Nelson Mandela was released from prison in 1990; one of the first people he sought out was Gordimer. Her Nobel Prize the following year secured her reputation as an anti-apartheid leader, and the system was dismantled after Mandela’s election to the South African presidency in 1994.
The great cause won, Gordimer turned her attention to combating HIV/AIDS, then sweeping the African continent, while continuing to publish. Her output included fifteen novels, 22 short story collections, and six collections of essays.
So firm were her views on discrimination, Gordimer declined nomination for The Orange Prize because it was only awarded to women. She died in her sleep, aged 90, in 2014. “She wrote the social history of our nation,” one obituarist wrote. “Through her writing and choices of subject, she strengthened the forces of resistance to apartheid and continued to speak out against any form of official censorship.”

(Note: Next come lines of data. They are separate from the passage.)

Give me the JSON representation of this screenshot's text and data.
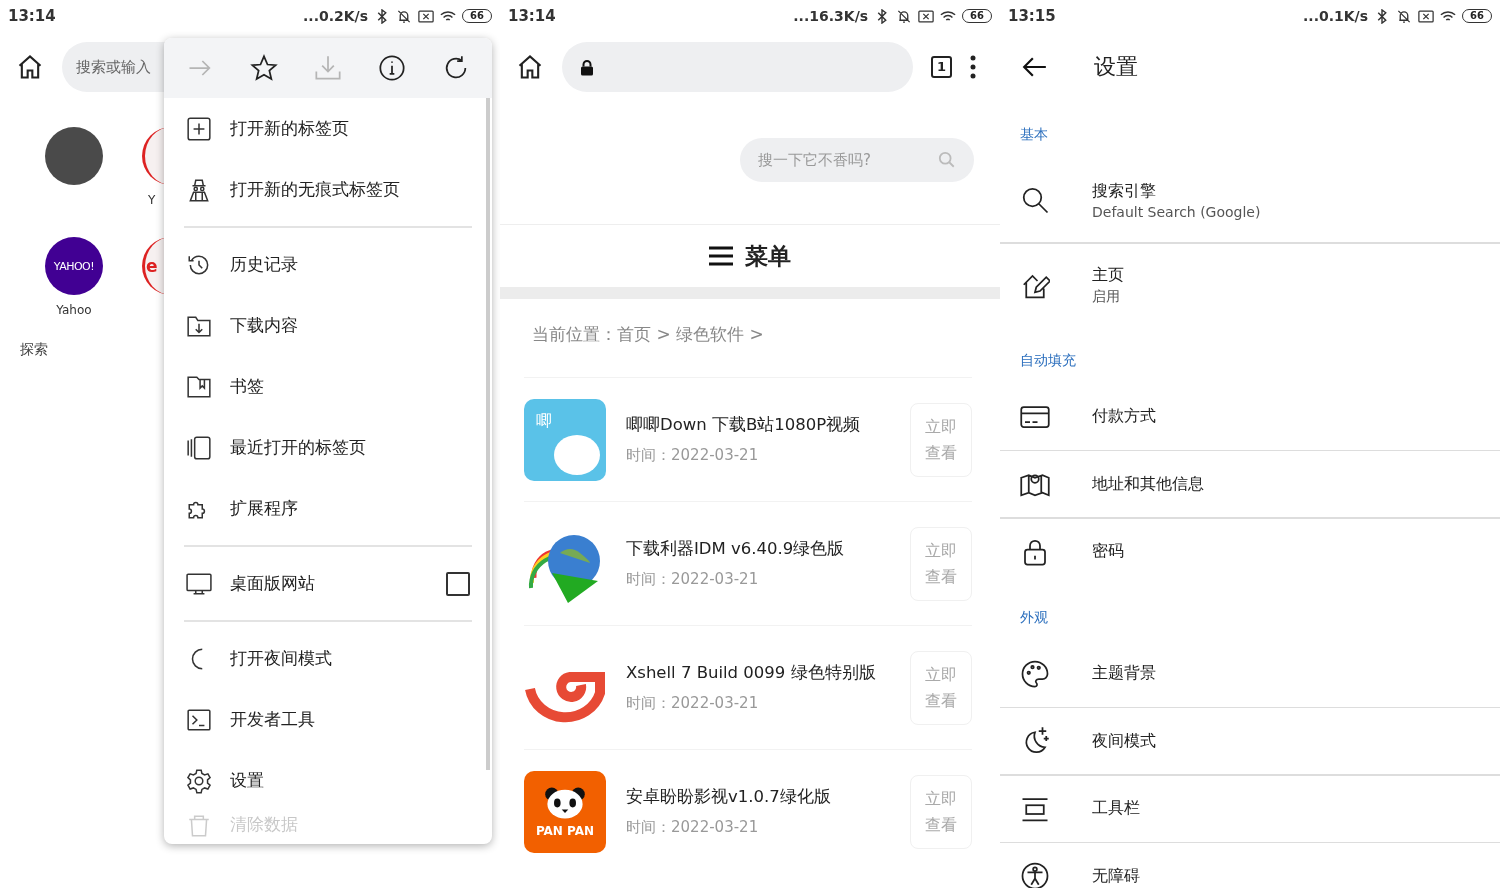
{
  "browser_menu_screen": {
    "status_bar": {
      "time": "13:14",
      "speed": "...0.2K/s",
      "battery": "66"
    },
    "search_field": {
      "placeholder": "搜索或输入"
    },
    "shortcuts": [
      {
        "kind": "blank"
      },
      {
        "kind": "partial",
        "label": "Y"
      },
      {
        "kind": "yahoo",
        "logo_text": "YAHOO!",
        "label": "Yahoo"
      },
      {
        "kind": "partial",
        "logo_text": "e"
      }
    ],
    "section_label": "探索",
    "menu": {
      "toolbar": [
        {
          "kind": "forward",
          "disabled": true
        },
        {
          "kind": "star",
          "disabled": false
        },
        {
          "kind": "download",
          "disabled": true
        },
        {
          "kind": "info",
          "disabled": false
        },
        {
          "kind": "refresh",
          "disabled": false
        }
      ],
      "groups": [
        [
          {
            "kind": "new_tab",
            "label": "打开新的标签页"
          },
          {
            "kind": "incognito",
            "label": "打开新的无痕式标签页"
          }
        ],
        [
          {
            "kind": "history",
            "label": "历史记录"
          },
          {
            "kind": "downloads",
            "label": "下载内容"
          },
          {
            "kind": "bookmarks",
            "label": "书签"
          },
          {
            "kind": "recent_tabs",
            "label": "最近打开的标签页"
          },
          {
            "kind": "extensions",
            "label": "扩展程序"
          }
        ],
        [
          {
            "kind": "desktop",
            "label": "桌面版网站",
            "checked": false
          }
        ],
        [
          {
            "kind": "night",
            "label": "打开夜间模式"
          },
          {
            "kind": "devtools",
            "label": "开发者工具"
          },
          {
            "kind": "settings",
            "label": "设置"
          },
          {
            "kind": "clear",
            "label": "清除数据",
            "faded": true
          }
        ]
      ]
    }
  },
  "webpage_screen": {
    "status_bar": {
      "time": "13:14",
      "speed": "...16.3K/s",
      "battery": "66"
    },
    "tab_count": "1",
    "site_search": {
      "placeholder": "搜一下它不香吗?"
    },
    "menu_label": "菜单",
    "breadcrumb": "当前位置：首页 > 绿色软件 >",
    "articles": [
      {
        "kind": "bunny",
        "logo_text": "唧",
        "title": "唧唧Down 下载B站1080P视频",
        "date": "时间：2022-03-21",
        "button": "立即查看"
      },
      {
        "kind": "globe",
        "title": "下载利器IDM v6.40.9绿色版",
        "date": "时间：2022-03-21",
        "button": "立即查看"
      },
      {
        "kind": "spiral",
        "title": "Xshell 7 Build 0099 绿色特别版",
        "date": "时间：2022-03-21",
        "button": "立即查看"
      },
      {
        "kind": "panda",
        "logo_text": "PAN PAN",
        "title": "安卓盼盼影视v1.0.7绿化版",
        "date": "时间：2022-03-21",
        "button": "立即查看"
      }
    ]
  },
  "settings_screen": {
    "status_bar": {
      "time": "13:15",
      "speed": "...0.1K/s",
      "battery": "66"
    },
    "title": "设置",
    "sections": [
      {
        "header": "基本",
        "items": [
          {
            "kind": "search",
            "title": "搜索引擎",
            "subtitle": "Default Search (Google)"
          },
          {
            "kind": "homepage",
            "title": "主页",
            "subtitle": "启用"
          }
        ]
      },
      {
        "header": "自动填充",
        "items": [
          {
            "kind": "card",
            "title": "付款方式"
          },
          {
            "kind": "map",
            "title": "地址和其他信息"
          },
          {
            "kind": "lock",
            "title": "密码"
          }
        ]
      },
      {
        "header": "外观",
        "items": [
          {
            "kind": "palette",
            "title": "主题背景"
          },
          {
            "kind": "night",
            "title": "夜间模式"
          },
          {
            "kind": "toolbar",
            "title": "工具栏"
          },
          {
            "kind": "accessibility",
            "title": "无障碍"
          }
        ]
      }
    ]
  }
}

So firm were her views on discrimination, Gordimer declined nomination for The Orange Prize because it was only awarded to women. She died in her sleep, aged 90, in 2014. “She wrote the social history of our nation,” one obituarist wrote. “Through her writing and choices of subject, she strengthened the forces of resistance to apartheid and continued to speak out against any form of official censorship.”